Following the cleanup of the Flood of 1997, community leaders, along with representatives from FEMA and the U.S. Army Corps of Engineers, began work on plans for a new levee system to protect Grand Forks and East Grand Forks from future flooding. The new system will allow the Red River and Red Lake River more space as they flow through our cities during spring flooding. Some low-lying neighborhoods were not allowed to rebuild. Rather, those areas are now part of the new Greenway, which is a large park with recreation paths and picnic areas.

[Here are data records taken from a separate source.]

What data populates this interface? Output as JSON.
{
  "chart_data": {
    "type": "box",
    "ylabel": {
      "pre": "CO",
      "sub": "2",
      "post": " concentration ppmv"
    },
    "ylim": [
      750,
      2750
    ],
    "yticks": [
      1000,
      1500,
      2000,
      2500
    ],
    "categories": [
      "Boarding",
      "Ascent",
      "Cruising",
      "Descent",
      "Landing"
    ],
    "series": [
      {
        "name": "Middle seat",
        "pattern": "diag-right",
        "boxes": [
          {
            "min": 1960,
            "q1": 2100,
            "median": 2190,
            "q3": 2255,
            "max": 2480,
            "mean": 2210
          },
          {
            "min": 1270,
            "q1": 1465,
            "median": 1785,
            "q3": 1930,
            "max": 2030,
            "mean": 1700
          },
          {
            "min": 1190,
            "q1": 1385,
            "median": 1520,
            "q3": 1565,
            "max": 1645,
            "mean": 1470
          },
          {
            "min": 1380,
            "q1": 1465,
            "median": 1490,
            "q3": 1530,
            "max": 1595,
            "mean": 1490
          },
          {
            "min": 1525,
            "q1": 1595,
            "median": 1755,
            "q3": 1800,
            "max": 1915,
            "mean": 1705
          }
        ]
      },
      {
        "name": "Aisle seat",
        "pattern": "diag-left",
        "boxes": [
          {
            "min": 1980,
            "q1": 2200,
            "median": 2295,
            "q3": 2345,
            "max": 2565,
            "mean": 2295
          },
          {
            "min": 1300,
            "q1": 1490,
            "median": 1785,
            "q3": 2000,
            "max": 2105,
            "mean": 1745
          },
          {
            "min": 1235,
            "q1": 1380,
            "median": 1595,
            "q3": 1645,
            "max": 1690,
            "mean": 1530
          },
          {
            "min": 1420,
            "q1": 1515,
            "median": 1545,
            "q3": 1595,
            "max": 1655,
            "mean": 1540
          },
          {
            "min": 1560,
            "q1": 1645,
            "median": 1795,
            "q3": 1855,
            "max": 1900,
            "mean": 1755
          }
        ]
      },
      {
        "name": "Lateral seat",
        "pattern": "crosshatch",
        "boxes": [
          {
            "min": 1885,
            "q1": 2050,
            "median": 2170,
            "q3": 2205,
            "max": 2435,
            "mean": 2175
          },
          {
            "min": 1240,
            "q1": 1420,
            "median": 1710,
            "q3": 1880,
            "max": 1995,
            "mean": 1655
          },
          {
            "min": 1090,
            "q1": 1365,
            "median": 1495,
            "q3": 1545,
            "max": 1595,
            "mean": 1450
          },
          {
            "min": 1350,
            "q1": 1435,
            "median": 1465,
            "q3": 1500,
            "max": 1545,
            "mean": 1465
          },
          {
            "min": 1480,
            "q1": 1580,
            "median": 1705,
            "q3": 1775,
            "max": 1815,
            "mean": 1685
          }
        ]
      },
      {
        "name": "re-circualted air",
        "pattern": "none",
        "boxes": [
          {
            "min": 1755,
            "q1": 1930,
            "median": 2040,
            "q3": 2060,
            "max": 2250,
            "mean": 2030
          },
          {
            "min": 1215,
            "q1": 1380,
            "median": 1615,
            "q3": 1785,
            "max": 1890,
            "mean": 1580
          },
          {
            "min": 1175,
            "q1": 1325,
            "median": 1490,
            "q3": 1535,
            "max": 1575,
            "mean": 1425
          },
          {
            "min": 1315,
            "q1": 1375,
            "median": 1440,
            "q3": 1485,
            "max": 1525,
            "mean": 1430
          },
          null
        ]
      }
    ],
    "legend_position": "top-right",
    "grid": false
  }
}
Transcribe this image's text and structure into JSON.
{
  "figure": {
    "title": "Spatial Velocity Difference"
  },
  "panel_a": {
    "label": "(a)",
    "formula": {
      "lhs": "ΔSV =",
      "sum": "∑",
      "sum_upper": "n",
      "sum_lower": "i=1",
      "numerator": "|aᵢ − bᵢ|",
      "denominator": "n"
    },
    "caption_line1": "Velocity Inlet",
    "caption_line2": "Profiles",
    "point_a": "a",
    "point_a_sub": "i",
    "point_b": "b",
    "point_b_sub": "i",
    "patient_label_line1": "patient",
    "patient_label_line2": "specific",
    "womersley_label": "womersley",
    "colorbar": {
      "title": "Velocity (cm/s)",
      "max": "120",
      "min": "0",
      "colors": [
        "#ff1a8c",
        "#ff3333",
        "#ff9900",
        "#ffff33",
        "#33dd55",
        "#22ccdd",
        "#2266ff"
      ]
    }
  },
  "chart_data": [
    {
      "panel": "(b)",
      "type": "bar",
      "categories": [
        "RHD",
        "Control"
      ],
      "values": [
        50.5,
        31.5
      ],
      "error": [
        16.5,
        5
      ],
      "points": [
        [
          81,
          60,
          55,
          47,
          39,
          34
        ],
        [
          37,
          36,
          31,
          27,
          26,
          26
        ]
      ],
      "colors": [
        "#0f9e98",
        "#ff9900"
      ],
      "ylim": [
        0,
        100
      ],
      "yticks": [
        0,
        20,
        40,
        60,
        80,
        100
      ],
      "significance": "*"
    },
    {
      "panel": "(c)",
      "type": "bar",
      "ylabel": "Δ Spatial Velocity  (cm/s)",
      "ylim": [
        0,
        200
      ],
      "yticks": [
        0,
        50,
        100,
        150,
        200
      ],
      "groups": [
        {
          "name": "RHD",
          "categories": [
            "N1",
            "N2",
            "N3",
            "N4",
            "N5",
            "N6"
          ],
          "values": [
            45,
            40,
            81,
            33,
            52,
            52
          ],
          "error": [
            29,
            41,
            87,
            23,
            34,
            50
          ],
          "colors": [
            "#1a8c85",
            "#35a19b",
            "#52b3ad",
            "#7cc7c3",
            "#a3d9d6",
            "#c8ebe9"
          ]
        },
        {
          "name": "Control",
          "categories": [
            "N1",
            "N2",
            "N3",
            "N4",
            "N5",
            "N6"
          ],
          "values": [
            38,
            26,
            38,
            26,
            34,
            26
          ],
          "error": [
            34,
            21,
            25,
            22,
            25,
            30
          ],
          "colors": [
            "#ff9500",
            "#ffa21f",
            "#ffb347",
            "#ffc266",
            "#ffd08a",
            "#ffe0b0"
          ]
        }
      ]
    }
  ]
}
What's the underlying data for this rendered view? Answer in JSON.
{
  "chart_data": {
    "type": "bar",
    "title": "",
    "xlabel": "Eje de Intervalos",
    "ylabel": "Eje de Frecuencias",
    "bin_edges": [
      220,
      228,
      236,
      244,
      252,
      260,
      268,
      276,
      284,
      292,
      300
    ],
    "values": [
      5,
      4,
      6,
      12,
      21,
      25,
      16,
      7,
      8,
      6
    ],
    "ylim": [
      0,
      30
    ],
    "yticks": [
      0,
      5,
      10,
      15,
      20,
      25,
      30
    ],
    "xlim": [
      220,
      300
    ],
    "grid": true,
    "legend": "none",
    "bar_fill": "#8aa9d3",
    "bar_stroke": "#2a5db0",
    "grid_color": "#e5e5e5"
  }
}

These new levees will protect our communities to a height of sixty feet, whereas the previous system was built to a height of only fifty feet. Since the grounds of GFCHS overlook the Red River, it was necessary for our organization to work with the U.S. Army Corps of Engineers and city officials to re-design the layout of our buildings, so that they were further away from the river and out of the path of the new concrete flood-wall.
Four of GFCHS’s museum buildings were repositioned in 2004: the historic Campbell House, Myra Carriage House, Original Post Office and Blooming Schoolhouse. The buildings were moved carefully and positioned on new concrete foundations, ensuring their availability to visitors for many years.
We would like to thank the City of Grand Forks, the Grand Forks Historic Preservation Commission, the U.S. Army Corps of Engineers, Myron Denbrook, the State Historical Society of North Dakota, Strata Corp., Milbank House Movers, Advance Electric, Whalen’s Moving and Storage and everyone else who worked on the project. Thank you for making our “new” museum grounds possible. Once again, we have a beautiful setting in which to promote the history of Grand Forks and Grand Forks County.